Moreover, the committee letter continues, EPA’s WOTUS rule conflicts with the science findings of the U.S. Army Corps of Engineers. “EPA has not provided any scientific or legal justification for the figures outlined in Mr. Lucas' questioning,” the committee charged. It noted further, “In an April 24, 2015, memorandum, the Corps asserts that EPA provided no scientific basis for the 4,000 foot limit listed in the final rule. Moreover, the Corps states very clearly that its belief is that the number is entirely arbitrary.”
Then the committee notes:
Your statement that the information and data requested in Mr. Lucas' question was publically available in the EPA docket was false and misleading. Based on the Corps' memorandum, it is apparent that the figures outlined in EPA's filial WOTUS rule were completely arbitrary and not based on any science. These numbers are neither mentioned in the Connectivity Report nor in the SAB documents. In fact, EPA never had any scientific justification for these figures, so it could not provide them in the docket for the public to review nor could it provide them to the Corps, the co-agency charged with promulgating the WOTUS rule. The lack of scientific justification and lack of appropriate collaboration with the Corps on the final rule calls into question the legality of this rule. Moreover, the public never had an opportunity to provide comment on the validity of these distances in the proposed rule as they appeared only in the final rule.

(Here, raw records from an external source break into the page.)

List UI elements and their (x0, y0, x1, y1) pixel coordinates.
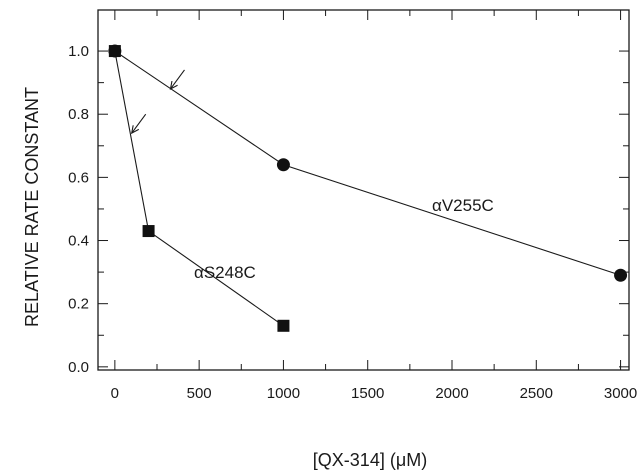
tick-labels: 0 500 1000 1500 2000 2500 3000 0.0 0.2 0.4 0.6 0.8 1… (68, 43, 637, 402)
data-point-circle (614, 268, 628, 282)
x-tick-label: 1000 (267, 385, 300, 402)
axis-ticks (98, 10, 629, 370)
data-point-square (108, 45, 121, 58)
y-tick-label: 1.0 (68, 43, 89, 60)
y-tick-label: 0.2 (68, 296, 89, 313)
annotation-arrow (130, 113, 147, 135)
x-tick-label: 2500 (520, 385, 553, 402)
x-tick-label: 1500 (351, 385, 384, 402)
data-point-circle (276, 158, 290, 172)
series-label-as248c: αS248C (194, 263, 256, 282)
y-tick-label: 0.8 (68, 106, 89, 123)
y-axis-title: RELATIVE RATE CONSTANT (22, 87, 42, 327)
y-tick-label: 0.0 (68, 359, 89, 376)
y-tick-label: 0.6 (68, 169, 89, 186)
y-tick-label: 0.4 (68, 233, 89, 250)
series-layer (108, 44, 628, 332)
plot-border (97, 9, 630, 371)
data-point-square (142, 225, 155, 238)
series-label-av255c: αV255C (432, 196, 494, 215)
series-line-0 (114, 50, 621, 276)
plot-frame (97, 9, 630, 371)
annotation-arrow (169, 69, 185, 90)
x-tick-label: 0 (111, 385, 119, 402)
data-point-square (277, 319, 290, 332)
series-line-1 (114, 50, 284, 327)
x-axis-title: [QX-314] (μM) (313, 450, 427, 470)
x-tick-label: 3000 (604, 385, 637, 402)
x-tick-label: 2000 (435, 385, 468, 402)
x-tick-label: 500 (187, 385, 212, 402)
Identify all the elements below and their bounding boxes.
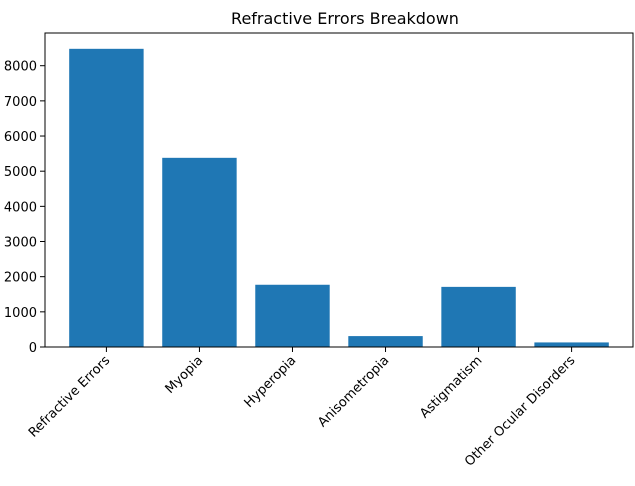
y-tick-label: 5000 (4, 165, 37, 180)
bar-hyperopia (255, 284, 330, 347)
bar-other-ocular-disorders (534, 342, 609, 347)
bar-astigmatism (441, 286, 516, 347)
bars-group (69, 48, 609, 348)
bar-anisometropia (348, 336, 423, 347)
bar-refractive-errors (69, 48, 144, 348)
x-tick-label: Other Ocular Disorders (462, 353, 579, 470)
chart-title: Refractive Errors Breakdown (231, 9, 459, 28)
y-tick-label: 1000 (4, 306, 37, 321)
x-tick-label: Hyperopia (242, 353, 300, 411)
plot-frame (44, 32, 634, 348)
x-tick-label: Anisometropia (315, 353, 392, 430)
y-tick-label: 4000 (4, 200, 37, 215)
y-tick-label: 8000 (4, 60, 37, 75)
y-tick-label: 2000 (4, 271, 37, 286)
y-tick-label: 0 (29, 341, 37, 356)
x-tick-label: Refractive Errors (26, 353, 113, 440)
y-tick-label: 7000 (4, 95, 37, 110)
y-tick-label: 6000 (4, 130, 37, 145)
x-tick-label: Myopia (163, 353, 207, 397)
y-axis: 0 1000 2000 3000 4000 5000 6000 7000 8000 (4, 60, 45, 356)
y-tick-label: 3000 (4, 236, 37, 251)
x-axis: Refractive Errors Myopia Hyperopia Anisomet… (26, 347, 579, 470)
x-tick-label: Astigmatism (417, 353, 485, 421)
bar-myopia (162, 157, 237, 347)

The letter also takes McCarthy to task for alleged false and misleading statements during the hearing on matters regarding the EPA’s draconian background ozone regulations in its proposed National Ambient Air Quality Standards (NAAQS).
The letter reminds Administrator McCarthy that her “false and misleading” statements may be considered a criminal matter. It states:
Providing false or misleading testimony to Congress is a serious matter. Witnesses who purposely give false or misleading testimony during a congressional hearing may be subject to criminal liability under Section 1001 of Title 18 of the U.S. Code, which prohibits "knowingly and willfully" making materially false statements to Congress. With that in mind, we write to request that you correct the record and to implore you to be truthful with the American public about matters related to EPA's regulatory agenda going forward.
In addition to Chairman Smith and Vice Chairman Lucas, the members who wrote and signed the letter to McCarthy include Representatives Ralph Lee Abraham (R-La.), Randy Hultgren (R-Ill.), Bill Posey (R-Fla.), Jim Bridenstine (R-Okla.), Randy Weber (R-Texas), Bill Johnson (R-Ohio), John Moolenaar (R-Mich.), Steve Knight (R-Calif.), Bruce Westerman (R-Ark.), Gary Palmer (R-Ala.), and Barry Loudermilk (R-Ga.).